Der Klimawandel und die Intensivierung der Tierhaltung werden AMR, Zoonosen und neue Gesundheitsrisiken weiter verschärfen. Einflussreiche Staaten und internationale Organisationen müssen pflichtbewusster für die Gesundheit der Bevölkerung einstehen und umfassende, verantwortungsvolle „One Health“-Programme entwickeln.

Anmerkung Faba Konzepte: Eine zentrale Maßnahme, die in die Lösung des Problems dringend einbezogen werden muss, ist die Senkung der Tierzahlen. Aufgrund der gravierenden Rolle der (Intensiv-)Tierhaltung bei der Entstehung von AMR, sollte der Fokus nicht nur darauf liegen die Praktiken in der Tierhaltung zu regulieren, sondern vorrangig darauf die Tierzahlen in der Landwirtschaft zu senken. Maßnahmen hierzu sollten als wichtiger Schritt in der Bekämpfung von AMR unbedingt Teil aller „One Health“-Programme sein, besonders in Ländern mit hohen Tierzahlen.

*Antibiotika sind zusammen mit Antimykotika, Virostatika und Antiseptika eine Untergruppe einer größeren Kategorie, die als antimikrobielle Mittel bezeichnet wird. [Anmerkung Faba Konzepte: Im Gegensatz zum Begriff Antibiotikaresistenz, beschränkt AMR sich nicht auf Bakterien, sondern beschreibt Resistenzen gegenüber Wirkstoffen sowohl bei Bakterien als auch bei Pilzen, Parasiten und Viren.¹] In großen landwirtschaftlichen Betrieben sind Antibiotika die am häufigsten verwendeten antimikrobiellen Mittel. Durch den prophylaktischen Einsatz von Antibiotika in Kraftfutterbetrieben passen sich die behandelten Infektionserreger an und mutieren, so dass sie gegen die Behandlung resistent werden.

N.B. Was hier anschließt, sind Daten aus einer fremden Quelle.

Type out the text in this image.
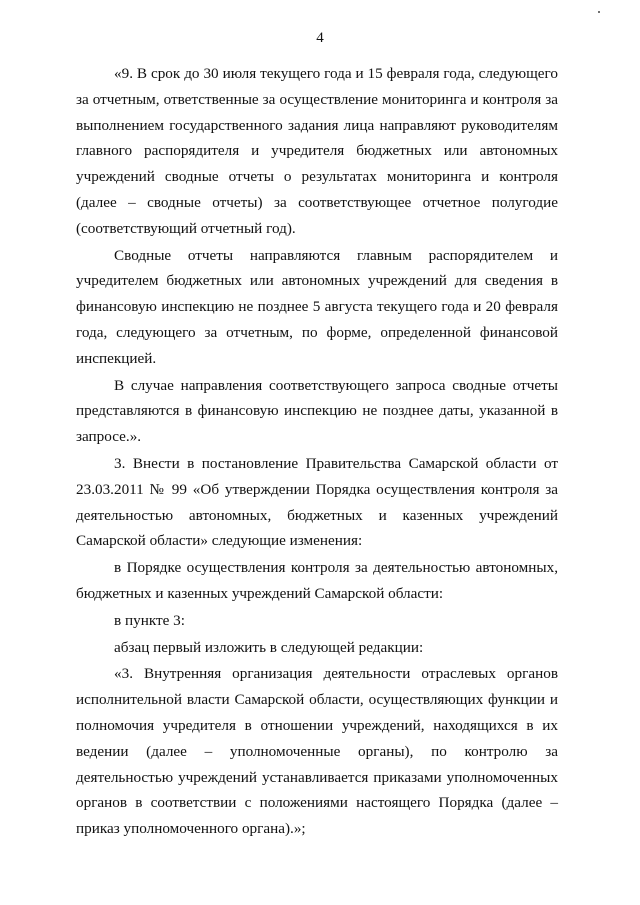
4

«9. В срок до 30 июля текущего года и 15 февраля года, следующего за отчетным, ответственные за осуществление мониторинга и контроля за выполнением государственного задания лица направляют руководителям главного распорядителя и учредителя бюджетных или автономных учреждений сводные отчеты о результатах мониторинга и контроля (далее – сводные отчеты) за соответствующее отчетное полугодие (соответствующий отчетный год).

Сводные отчеты направляются главным распорядителем и учредителем бюджетных или автономных учреждений для сведения в финансовую инспекцию не позднее 5 августа текущего года и 20 февраля года, следующего за отчетным, по форме, определенной финансовой инспекцией.

В случае направления соответствующего запроса сводные отчеты представляются в финансовую инспекцию не позднее даты, указанной в запросе.».

3. Внести в постановление Правительства Самарской области от 23.03.2011 № 99 «Об утверждении Порядка осуществления контроля за деятельностью автономных, бюджетных и казенных учреждений Самарской области» следующие изменения:

в Порядке осуществления контроля за деятельностью автономных, бюджетных и казенных учреждений Самарской области:

в пункте 3:

абзац первый изложить в следующей редакции:

«3. Внутренняя организация деятельности отраслевых органов исполнительной власти Самарской области, осуществляющих функции и полномочия учредителя в отношении учреждений, находящихся в их ведении (далее – уполномоченные органы), по контролю за деятельностью учреждений устанавливается приказами уполномоченных органов в соответствии с положениями настоящего Порядка (далее – приказ уполномоченного органа).»;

Durch den massenhaften Einsatz von Antibiotika besteht für den Menschen die Gefahr, sich mit resistenten, gefährlichen Krankheiten anzustecken. Mit der Intensivierung der Tierhaltung hat sich das Risiko von AMR für die Bevölkerung im Laufe der Zeit verschärft.

**Der übermäßige Einsatz von Antibiotika in der industriellen Tierhaltung dient vor allem dem schnellen Wachstum der Tiere und damit der Gewinnsteigerung der Betriebe. Tiere sollten nur dann Antibiotika erhalten, wenn sie krank sind, doch viele Tiere werden unabhängig von ihrem Gesundheitszustand mit Medikamenten behandelt. Da die Nachfrage nach tierischen Produkten weltweit steigt, nimmt auch der Einsatz von antimikrobiellen Mitteln zu.